A l’HEGP en 2016, parmi les chimiothérapies injectables, un patient sur 5 recevait du 5-fluouracile (5-FU), anticancéreux majeur des tumeurs solides. Levy et al. (1998) montrent que 20-30% des patients développent une toxicité de grade 3-4 au 5-FU, 0.5-1% une toxicité létale; toxicités attribuées à 40% au déficit en dihydropyrimidine déhydrogénase (DPD), enzyme clé du métabolisme du 5-FU. Si les déficits complets en DPD sont rares, la fréquence des déficits partiels est estimée à 3% (population générale). Un dépistage pré-thérapeutique du déficit permet une adaptation posologique à l’instauration du 5-FU. Caudle et al (2013) recommandent une réduction de dose si déficit partiel et une éviction du 5-FU si déficit complet mais aucun consensus national n’est établi.

Objectifs : analyser les pratiques de dépistage du déficit à l’HEGP et évaluer la pertinence des adaptations de doses afin d’améliorer la prise en charge des patients traités et sécuriser l'administration du 5-FUinjectable.

Matériel et méthode

Recherche du déficit en DPD : phénotypage par mesure de la concentration plasmatique de l’uracile (U) et du dihydrouracile (UH2) (HPLC/SM) :

  • activité limite inférieure : 10<UH2/U<13
  • déficit partiel : 5< UH2/U <10
  • déficit complet : UH2/U <5

 

Analyse rétrospective concernant les patients traités par 5-FU injectable en 2016:

  • données de phénotypage (laboratoire de biochimie),
  • doses administrées aux cures 1 et 4 (C1, C4) (logiciel Chimio®).

Résultats

En 2016, 498 patients ont été traités par 5-FU à l’HEGP. Un dépistage a été réalisé pour 63% des patients dont 91% en pré-thérapeutique. Après contrôle sur un deuxième prélèvement dans 30% des cas, la fréquence d’une activité DPD limite inférieure s’élève à 14%, 5% de déficit partiel, 0.3% de déficit complet (n=1).
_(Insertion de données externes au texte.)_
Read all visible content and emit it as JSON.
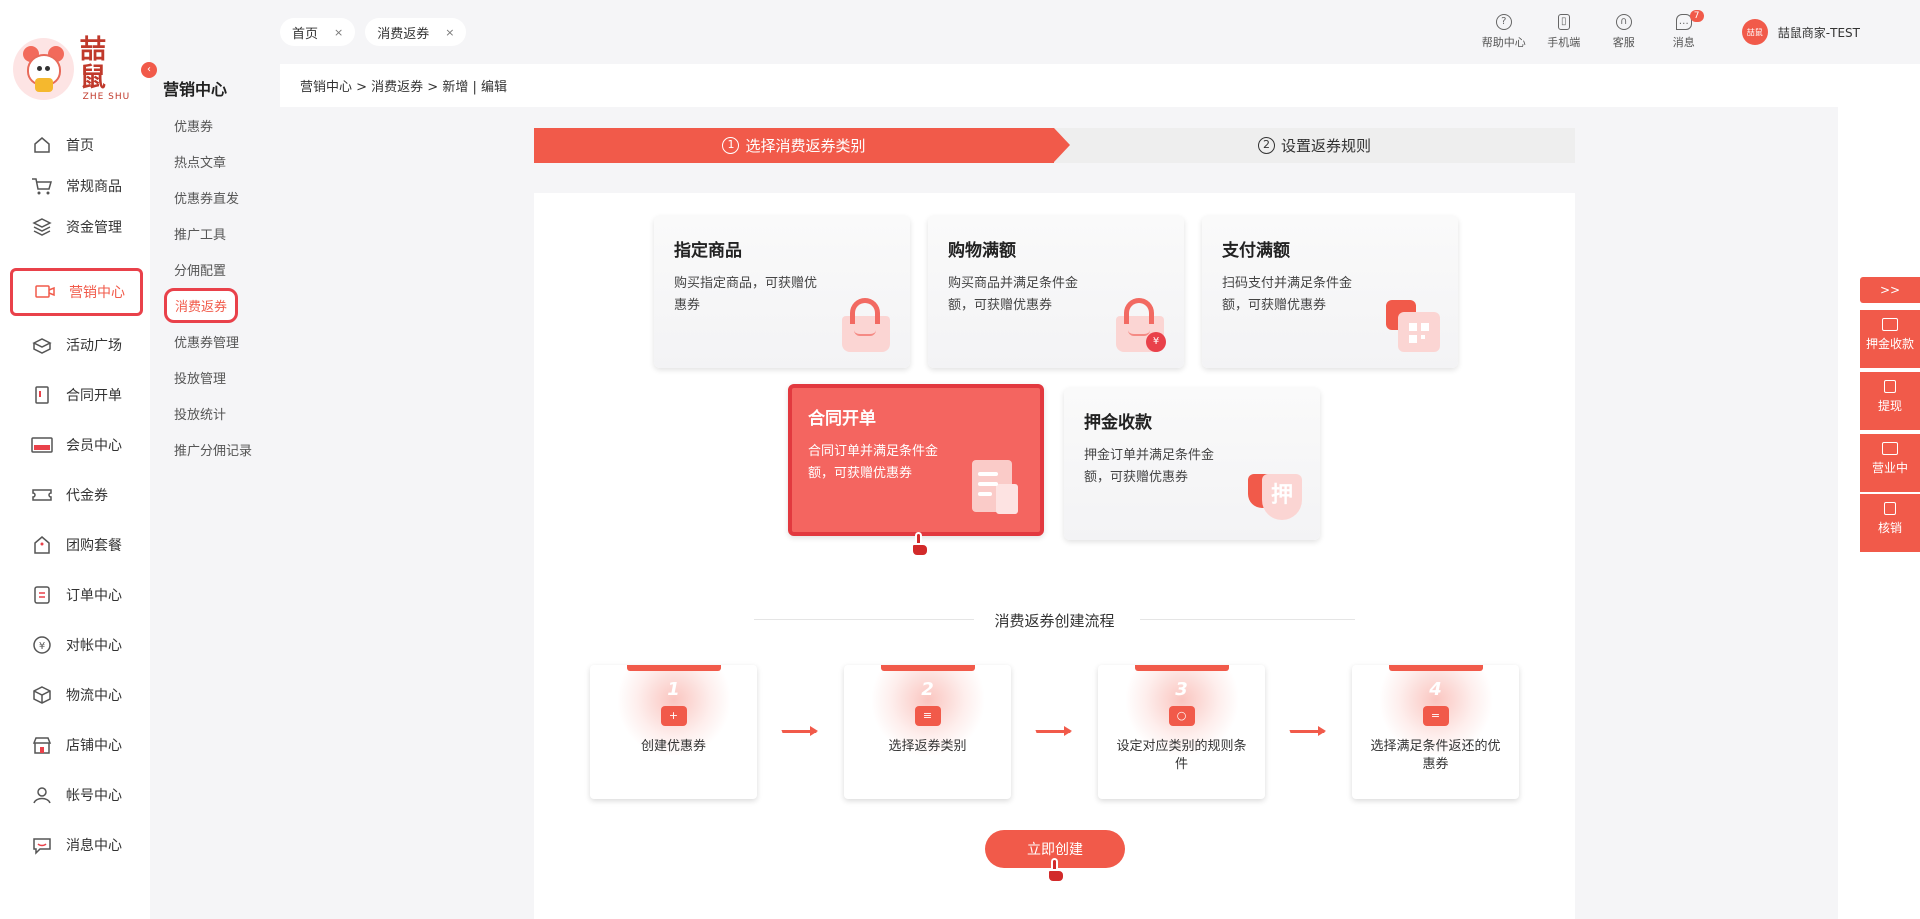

Au C1, 83% des patients avec une activité DPD limite ont reçu une dose adaptée de 5-FU, les doses variaient de 0 à -100% pour le bolus et -25 à -50% pour la perfusion continue versus dose du protocole. Chez les patients avec déficit partiel, une réduction de dose a été proposée dans 50%: 0 à -100% pour le bolus, -50% pour la perfusion continue. Aucune adaptation n’a été appliquée au cas de déficit sévère, le dépistage ayant été demandé en post-toxicité. La réévaluation de dose au C4 a conduit dans plus de 95% à une réduction de dose supplémentaire de la dose appliquée au C1.

Discussion

Sur 100 patients recevant du 5-FU, 40, n’ont pas eu de dépistage pré-thérapeutique, une communication auprès des prescripteurs est en cours afin de sécuriser l’administration pour l’ensemble des patients. Les réductions de dose appliquées au C1 sont hétérogènes et la réduction additionnelle au C4 suggère que la dose initiale n’était probablement pas optimale. Une étude complémentaire des toxicités, étendue aux 5 dernières années est à envisager afin d’évaluer la pertinence des adaptations de dose proposées.